# Where to buy a new engine M57 - worldwide



## ptcarey (Oct 12, 2013)

Hi all,
I have been quoted $15k (AUD) for a replacement 3.0D (M57TUE2) engine for my X3 2007 model (March 2007 build).

Where in the world can I buy a new engine 100% suitable for my X3 - with approx $500-$700 shipping costs from most of the world - I am thinking there would be a better deal out there (say from Europe) that would be better than what I am finding in Australia.

I look forward to your responses, suggestions and any tips you may have, thanks.


----------



## F32Fleet (Jul 14, 2010)

Salvage yard.


----------



## ptcarey (Oct 12, 2013)

Yes, but hard to find a X3 3.0D. Plenty of 3.0D X5 (M57 engine) - but no one can confirm how suitable those engines are for the X3.


----------



## UncleJ (May 7, 2006)

Isn't it the same M57 engine in both the X3 and X5? The gasser is the same. Surely the wrench who is experienced with BMW's would know. There may be some odd bits that need to be swapped from the old engine (mounts, accessories) to the new one but the basic block etc. should be the same.:eeps:


----------



## Hoooper (Jun 17, 2013)

I would think if you can find any M57 even from an e90 it will fit. There may be some work in swapping over accessories, brackets, exhaust, etc. but it seems unlikely the block would be any different so long as you dont manage to find one that was transverse mounted (I dont think there are any of those)


----------



## ND40oz (Oct 6, 2009)

I think they switched over to the M57TU2D30 sometime in 2006. LCI 535d, X5 3.0sd and 335d from those years should all share the 210 kW variant.


----------



## BB_cuda (Nov 8, 2011)

I went to realoem.com. First, i entered in last 7 of my VIN. I drilled down into engine and eventually found p/n 11000446763 for a remanufactured. Next, I went back to top level of site. Entered X5 with 35D and used same production date as my 335D (11/2010), drilled down to engine. The p/n is one digit off, 11000446765. Not a clue if and what the difference is. Perhaps there is a cross reference to be found.
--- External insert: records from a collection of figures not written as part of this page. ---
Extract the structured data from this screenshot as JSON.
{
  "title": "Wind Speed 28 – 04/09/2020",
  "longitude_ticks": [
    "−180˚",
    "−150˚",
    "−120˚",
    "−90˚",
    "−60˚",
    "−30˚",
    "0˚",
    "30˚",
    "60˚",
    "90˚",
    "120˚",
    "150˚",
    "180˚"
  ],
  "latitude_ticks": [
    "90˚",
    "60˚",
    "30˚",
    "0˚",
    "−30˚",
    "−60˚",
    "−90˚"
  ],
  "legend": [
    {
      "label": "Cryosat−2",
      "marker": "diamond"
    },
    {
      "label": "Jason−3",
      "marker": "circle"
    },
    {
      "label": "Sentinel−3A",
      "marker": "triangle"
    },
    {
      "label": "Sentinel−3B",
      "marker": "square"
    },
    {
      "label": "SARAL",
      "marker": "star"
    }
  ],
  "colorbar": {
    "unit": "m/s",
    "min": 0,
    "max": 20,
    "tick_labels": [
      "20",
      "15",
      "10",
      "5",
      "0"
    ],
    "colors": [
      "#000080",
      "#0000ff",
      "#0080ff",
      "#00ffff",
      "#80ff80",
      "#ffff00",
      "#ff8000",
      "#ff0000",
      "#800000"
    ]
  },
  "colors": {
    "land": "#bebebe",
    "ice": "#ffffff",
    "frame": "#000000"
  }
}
In othere words, find a p/n and see what all models that same unit is used on.


----------



## taibanl (Oct 3, 2010)

Prob a lot has to do with turbo setup, etc


Sent from BimmerApp mobile app


----------



## Axel61 (Mar 10, 2011)

isnt the 3.0 d a single turbo


----------



## ND40oz (Oct 6, 2009)

Axel61 said:


> isnt the 3.0 d a single turbo


That's like saying isn't the 35i a single turbo, it's dependent on year and model.


----------



## Axel61 (Mar 10, 2011)

ND WHAT I meant was single turbo inline 3.0 diesel


----------